Certifications for Penetration Testing
Certifications represent a vital component of your career as a penetration tester, or cyber security professional. So I am going to drop some of them that will help you get a Pentesting job or project:
- CompTIA PenTest+
- EC-Council Certified Ethical Hacker (CEH)
- EC-Council Licensed Penetration Tester (LPT)
- Offensive Security Certified Professional (OSCP)
- Offensive Security Experienced Penetration Tester (OSEP)
- Offensive Security Exploitation Expert (OSEE)
- Offensive Security Web Expert (OSWE)
- GIAC Certified Penetration Tester (GPEN)
- Mile2 Certified Penetration Testing Consultant (CPTC)
- Pentester Academy Certified Red Team Professional (CRTP)
- eLearnSecurity Junior Penetration Tester (eJPT)
- eLearnSecurity Certified Professional Penetration Tester (eCPPT)
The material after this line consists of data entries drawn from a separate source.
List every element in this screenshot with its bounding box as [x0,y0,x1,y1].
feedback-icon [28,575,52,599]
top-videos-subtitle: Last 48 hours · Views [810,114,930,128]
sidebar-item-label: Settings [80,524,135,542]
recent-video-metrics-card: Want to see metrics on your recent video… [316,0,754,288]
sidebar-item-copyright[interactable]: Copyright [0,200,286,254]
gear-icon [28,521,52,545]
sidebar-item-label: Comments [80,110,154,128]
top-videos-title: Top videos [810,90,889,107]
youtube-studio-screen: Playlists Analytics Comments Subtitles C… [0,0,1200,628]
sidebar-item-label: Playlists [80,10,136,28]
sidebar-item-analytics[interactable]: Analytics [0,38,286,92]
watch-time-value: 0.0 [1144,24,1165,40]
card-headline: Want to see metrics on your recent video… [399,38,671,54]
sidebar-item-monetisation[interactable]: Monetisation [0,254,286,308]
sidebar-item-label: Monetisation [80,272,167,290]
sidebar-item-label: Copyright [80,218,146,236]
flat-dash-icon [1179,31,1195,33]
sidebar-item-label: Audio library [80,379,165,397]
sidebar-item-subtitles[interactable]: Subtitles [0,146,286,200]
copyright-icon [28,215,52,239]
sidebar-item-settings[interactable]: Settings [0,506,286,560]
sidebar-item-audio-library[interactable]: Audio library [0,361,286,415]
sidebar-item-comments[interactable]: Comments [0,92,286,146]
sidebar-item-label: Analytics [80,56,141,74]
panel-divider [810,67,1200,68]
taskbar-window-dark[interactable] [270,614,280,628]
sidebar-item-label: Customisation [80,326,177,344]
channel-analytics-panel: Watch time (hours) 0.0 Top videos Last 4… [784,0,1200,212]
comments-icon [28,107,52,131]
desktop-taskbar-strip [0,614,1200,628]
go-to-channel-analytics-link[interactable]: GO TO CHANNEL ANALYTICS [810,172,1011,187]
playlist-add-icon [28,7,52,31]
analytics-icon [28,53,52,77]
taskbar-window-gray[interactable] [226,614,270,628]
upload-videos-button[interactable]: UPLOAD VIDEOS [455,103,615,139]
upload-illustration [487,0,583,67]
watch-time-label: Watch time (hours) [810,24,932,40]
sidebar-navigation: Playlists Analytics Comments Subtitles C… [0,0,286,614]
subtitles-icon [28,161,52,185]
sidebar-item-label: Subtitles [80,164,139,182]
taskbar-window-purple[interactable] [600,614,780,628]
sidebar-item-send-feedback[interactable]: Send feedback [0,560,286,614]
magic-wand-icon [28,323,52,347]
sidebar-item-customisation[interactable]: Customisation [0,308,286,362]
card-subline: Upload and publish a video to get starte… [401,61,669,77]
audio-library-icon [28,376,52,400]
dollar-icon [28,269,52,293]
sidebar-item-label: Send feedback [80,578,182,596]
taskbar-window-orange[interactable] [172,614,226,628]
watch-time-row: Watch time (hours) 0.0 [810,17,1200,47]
- eLearnSecurity Mobile Application Penetration Tester (eMAPT)
- eLearnSecurity Web application Penetration Tester (eWPT)
- IACRB Certified Expert Penetration Tester (CEPT)
Learning through Practice
The most efficient way to learn Penetration Testing is through practice, but first I would recommend getting familiar with the following:
- Networking Concepts (TCP/IP, Routers, Switches, Firewalls)
- Linux/Windows Concepts
- Basics of well-known protocols: TELNET, SSH, FTP, HTTP/HTTPS, RDP, MySQL, MSSQL, SMB, SNMP, SMTP/IMAP/POP3
- OWASP Top 10
- Kali Linux
- PTES (http://www.pentest-standard.org/index.php/Main_Page)
Once you have a knowledge base, you can start practicing on the following platforms (choose your favorite, and start hacking!):
How to get your first Penetration Test project or job
Now you have the skills and certifications, but how can you get your first project or your dream job as a Penetration Tester? It’s easy to apply for a job, but here we will discuss some techniques that will increase your chances of being hired or being contacted for a pentest.
Create a LinkedIn profile, and showcase your hard-earned certifications. Network with people from the community, and ask for recommendations. Create articles about your experience of studying for some exams, or writeups in which you explain your way of cracking some vulnerable machines from the list above.
Do not hesitate to upload your scripts, side-projects, or anything that you can think will be useful for the community on your public GitHub profile, and share later on social media.
Through Responsible Disclosure
Some companies have a vulnerability disclosure policy, which means that you can search for vulnerabilities within their products/applications. Good work will never be forgotten, so there will be greater chances to be hired by a company that you have already reported some security flaws to.
Through Freelancing Platforms
There are a lot of people looking for experts with your skills on platforms such as Upwork, Fiverr, PeoplePerHour, Toptal, Freelancer.com, and more.
It is a very hard journey that never ends, technology is evolving, and cyber threats are increasing. If you think that this is not for you, then you are totally wrong! With a bit of pain and sufferance, you can make it. Do not forget to stay humble along the road, and give back to the community once you have an opportunity.